The app container waits for the "data" container to be available
Once the "data" container is there, the app will mount the shared volume locally
Since the "data" container is not running a command, it gracefully exits and leaves all Task resources to the application container

What do we gain?

The main advantage is that our application should be much leaner, allowing for code changes to build faster. While dealing with small to medium images, a user is unlikely to notice a difference, here are some example times once we start increasing that size.

Size	Build time
150 MB	8.73s
750 MB	44.66s
2.25 GB	147.53s

Of course, each project should be evaluated separately based on their own build times and build frequencies. But if your static files are a significant portion of the container image, the cumulative effect can be game changing.

What is the cost?

First, let us mention what we are not sacrificing: application performance or scale-up time.

Here is an example of the results of load tests against the two setups, and regardless of file size, there was never an appreciable difference:

Load Test Results

For scale-up times, the multi-container setup showed no difference regardless of the size of the static files (tested from 80mb to 300mb)

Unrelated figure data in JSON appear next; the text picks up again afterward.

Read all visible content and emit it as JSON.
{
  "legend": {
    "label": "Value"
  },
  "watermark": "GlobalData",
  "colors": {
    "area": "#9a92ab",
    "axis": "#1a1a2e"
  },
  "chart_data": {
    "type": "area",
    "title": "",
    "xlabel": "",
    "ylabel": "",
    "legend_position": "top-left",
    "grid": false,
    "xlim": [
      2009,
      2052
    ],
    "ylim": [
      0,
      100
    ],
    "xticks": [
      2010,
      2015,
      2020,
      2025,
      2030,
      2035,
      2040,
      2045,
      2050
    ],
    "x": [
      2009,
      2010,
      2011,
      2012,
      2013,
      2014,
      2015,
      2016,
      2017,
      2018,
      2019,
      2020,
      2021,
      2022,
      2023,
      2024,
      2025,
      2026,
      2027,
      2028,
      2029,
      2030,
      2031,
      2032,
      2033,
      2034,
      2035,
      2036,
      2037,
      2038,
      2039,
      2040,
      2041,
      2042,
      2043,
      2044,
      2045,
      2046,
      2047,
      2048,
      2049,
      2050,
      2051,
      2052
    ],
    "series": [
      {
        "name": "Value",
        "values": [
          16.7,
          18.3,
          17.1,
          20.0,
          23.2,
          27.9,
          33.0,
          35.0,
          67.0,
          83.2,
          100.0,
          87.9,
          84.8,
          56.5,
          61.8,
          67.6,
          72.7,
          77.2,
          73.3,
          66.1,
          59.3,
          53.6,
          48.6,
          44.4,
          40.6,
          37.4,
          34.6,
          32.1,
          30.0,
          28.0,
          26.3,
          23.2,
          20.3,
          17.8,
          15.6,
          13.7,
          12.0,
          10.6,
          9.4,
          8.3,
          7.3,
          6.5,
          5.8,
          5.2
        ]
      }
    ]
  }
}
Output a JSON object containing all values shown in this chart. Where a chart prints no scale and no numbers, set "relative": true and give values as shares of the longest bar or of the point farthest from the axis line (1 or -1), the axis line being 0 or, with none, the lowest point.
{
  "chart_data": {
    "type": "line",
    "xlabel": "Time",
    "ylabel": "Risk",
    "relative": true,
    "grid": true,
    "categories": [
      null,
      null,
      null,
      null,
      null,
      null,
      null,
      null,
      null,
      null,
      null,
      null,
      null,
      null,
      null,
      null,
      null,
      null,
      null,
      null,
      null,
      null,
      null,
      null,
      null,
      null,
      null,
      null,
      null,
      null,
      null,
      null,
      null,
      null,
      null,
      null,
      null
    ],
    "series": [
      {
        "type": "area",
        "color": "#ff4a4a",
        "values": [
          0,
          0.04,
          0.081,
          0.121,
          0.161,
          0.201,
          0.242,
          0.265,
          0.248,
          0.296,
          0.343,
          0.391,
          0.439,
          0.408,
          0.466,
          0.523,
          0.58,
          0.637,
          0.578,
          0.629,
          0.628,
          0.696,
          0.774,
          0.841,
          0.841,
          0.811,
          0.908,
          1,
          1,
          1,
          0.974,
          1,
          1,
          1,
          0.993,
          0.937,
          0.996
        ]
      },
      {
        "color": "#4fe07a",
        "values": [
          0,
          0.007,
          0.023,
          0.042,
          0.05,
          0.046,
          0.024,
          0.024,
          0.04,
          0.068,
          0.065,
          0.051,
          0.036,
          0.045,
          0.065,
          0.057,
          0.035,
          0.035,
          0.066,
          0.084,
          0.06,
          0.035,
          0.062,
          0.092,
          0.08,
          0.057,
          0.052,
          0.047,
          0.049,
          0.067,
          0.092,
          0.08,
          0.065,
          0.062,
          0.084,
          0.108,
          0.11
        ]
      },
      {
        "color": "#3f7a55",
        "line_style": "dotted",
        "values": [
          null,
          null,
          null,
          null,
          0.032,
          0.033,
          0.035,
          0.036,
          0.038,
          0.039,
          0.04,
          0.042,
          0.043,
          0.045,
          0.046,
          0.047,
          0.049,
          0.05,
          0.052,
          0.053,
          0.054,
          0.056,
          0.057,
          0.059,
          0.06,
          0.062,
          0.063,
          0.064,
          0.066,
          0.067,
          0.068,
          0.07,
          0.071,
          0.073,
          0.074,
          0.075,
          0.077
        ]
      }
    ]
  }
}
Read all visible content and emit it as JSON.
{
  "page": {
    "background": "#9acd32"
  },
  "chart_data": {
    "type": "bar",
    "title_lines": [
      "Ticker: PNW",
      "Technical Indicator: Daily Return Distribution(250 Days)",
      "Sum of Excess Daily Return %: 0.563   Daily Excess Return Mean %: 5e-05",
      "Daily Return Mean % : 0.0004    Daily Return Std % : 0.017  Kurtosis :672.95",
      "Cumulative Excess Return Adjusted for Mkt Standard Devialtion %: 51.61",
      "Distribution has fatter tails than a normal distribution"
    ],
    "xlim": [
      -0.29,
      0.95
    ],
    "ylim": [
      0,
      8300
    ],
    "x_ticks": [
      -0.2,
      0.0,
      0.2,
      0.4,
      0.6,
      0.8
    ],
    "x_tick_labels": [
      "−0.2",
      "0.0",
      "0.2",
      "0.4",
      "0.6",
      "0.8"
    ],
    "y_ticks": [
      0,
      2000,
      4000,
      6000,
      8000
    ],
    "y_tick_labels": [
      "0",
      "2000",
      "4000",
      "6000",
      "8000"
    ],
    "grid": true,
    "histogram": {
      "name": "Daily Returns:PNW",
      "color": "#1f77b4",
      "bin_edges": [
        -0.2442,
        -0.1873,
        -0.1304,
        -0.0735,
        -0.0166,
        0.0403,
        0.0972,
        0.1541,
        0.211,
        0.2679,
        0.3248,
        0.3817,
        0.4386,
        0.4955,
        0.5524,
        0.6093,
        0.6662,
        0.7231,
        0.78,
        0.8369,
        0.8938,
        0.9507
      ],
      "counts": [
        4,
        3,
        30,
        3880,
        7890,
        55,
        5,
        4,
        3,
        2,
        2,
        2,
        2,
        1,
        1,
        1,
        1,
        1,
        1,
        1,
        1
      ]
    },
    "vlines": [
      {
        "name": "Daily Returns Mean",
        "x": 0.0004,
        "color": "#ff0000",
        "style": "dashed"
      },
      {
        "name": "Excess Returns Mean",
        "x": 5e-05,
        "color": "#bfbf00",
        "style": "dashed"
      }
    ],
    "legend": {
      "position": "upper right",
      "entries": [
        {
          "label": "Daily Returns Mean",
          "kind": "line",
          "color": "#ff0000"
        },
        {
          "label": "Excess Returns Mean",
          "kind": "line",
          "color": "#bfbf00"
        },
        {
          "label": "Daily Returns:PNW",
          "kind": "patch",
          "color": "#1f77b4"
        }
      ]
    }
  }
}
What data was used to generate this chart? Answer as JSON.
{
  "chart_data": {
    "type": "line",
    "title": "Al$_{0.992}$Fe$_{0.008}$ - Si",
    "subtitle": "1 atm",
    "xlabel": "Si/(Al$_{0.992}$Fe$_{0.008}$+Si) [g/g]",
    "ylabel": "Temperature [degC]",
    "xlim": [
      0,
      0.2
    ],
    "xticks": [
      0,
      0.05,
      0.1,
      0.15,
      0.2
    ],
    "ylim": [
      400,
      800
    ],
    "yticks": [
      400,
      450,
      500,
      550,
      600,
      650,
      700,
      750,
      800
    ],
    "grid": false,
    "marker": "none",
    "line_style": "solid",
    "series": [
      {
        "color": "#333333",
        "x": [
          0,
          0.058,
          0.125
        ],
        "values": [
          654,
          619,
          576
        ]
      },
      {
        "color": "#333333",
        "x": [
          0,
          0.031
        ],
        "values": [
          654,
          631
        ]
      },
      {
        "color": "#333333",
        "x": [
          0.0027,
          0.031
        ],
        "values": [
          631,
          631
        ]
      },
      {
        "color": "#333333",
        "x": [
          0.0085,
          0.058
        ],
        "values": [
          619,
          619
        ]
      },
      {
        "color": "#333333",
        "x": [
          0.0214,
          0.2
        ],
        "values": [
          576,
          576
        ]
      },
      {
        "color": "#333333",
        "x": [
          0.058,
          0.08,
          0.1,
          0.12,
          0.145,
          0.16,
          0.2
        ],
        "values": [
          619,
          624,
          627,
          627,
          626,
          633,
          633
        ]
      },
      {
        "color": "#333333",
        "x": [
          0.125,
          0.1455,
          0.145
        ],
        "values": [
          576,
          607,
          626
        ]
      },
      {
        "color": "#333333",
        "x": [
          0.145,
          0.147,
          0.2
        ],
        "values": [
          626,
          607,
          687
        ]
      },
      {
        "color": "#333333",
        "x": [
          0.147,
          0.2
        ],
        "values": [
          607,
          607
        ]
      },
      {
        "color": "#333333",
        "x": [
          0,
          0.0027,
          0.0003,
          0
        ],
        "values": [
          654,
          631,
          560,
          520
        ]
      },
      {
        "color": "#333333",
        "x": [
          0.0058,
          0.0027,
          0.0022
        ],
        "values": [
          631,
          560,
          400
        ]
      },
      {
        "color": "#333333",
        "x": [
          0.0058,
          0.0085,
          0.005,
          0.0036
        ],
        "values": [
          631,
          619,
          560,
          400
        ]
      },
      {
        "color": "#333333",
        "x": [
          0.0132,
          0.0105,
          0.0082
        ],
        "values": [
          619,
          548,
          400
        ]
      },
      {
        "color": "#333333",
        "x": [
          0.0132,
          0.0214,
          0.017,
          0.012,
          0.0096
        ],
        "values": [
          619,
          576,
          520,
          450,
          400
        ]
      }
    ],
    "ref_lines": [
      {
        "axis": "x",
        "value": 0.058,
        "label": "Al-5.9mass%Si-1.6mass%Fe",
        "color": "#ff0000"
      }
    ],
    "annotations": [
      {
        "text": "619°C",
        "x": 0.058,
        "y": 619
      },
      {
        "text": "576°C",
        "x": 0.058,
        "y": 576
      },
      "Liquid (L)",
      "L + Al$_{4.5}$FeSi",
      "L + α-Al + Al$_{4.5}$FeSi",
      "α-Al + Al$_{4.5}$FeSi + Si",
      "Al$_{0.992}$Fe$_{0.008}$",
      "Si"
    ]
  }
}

The main cost comes from the added deployment complexity. There will now need to be a pipeline that has two repositories as inputs and several design questions follow from that:

How do you match environments in the pipelines? Does an application Staging environment use the "data" from Staging or Production?
Do you trigger full builds for changes to the "data" container? Do you have a different set of acceptance criteria?
Do we separate the "data" across multiple volumes? Does each volume get its own repository?

How these questions get answered can vary from project to project.

What about alternatives?

There are other ways to keep the application container lean, but this multi-container method compares favorably to those.

Mounting the static files with an EFS mount

With an EFS mount your entire ECS Task can be pared down to a lean container image, which would maximize the speed of Task scale-up. However, your Tasks now require reaching over a network to access their static files, which introduces I/O latency and transfer costs. Additionally, EFS itself is an opaque data source which requires extra steps to view and update files. It has no built-in versioning/history like data in a repository would.

Using S3 as a store for static files

An S3 solution would require one of the following approaches:

pulling the static files into the application on demand, which would perform worse than EFS
redirecting to S3 directly, which requires a public facing bucket and is generally less flexible for coding the application

Wrap-up

Though this approach does require some refactoring of the application and build process, the downsides are limited. Ultimately, the scenario where this approach would add the most value is having a pipeline fast enough that our developers are watching the build actively instead of a pipeline that has them context switching to answering emails or other distractions. Even our DevOps processes must compete in the attention economy!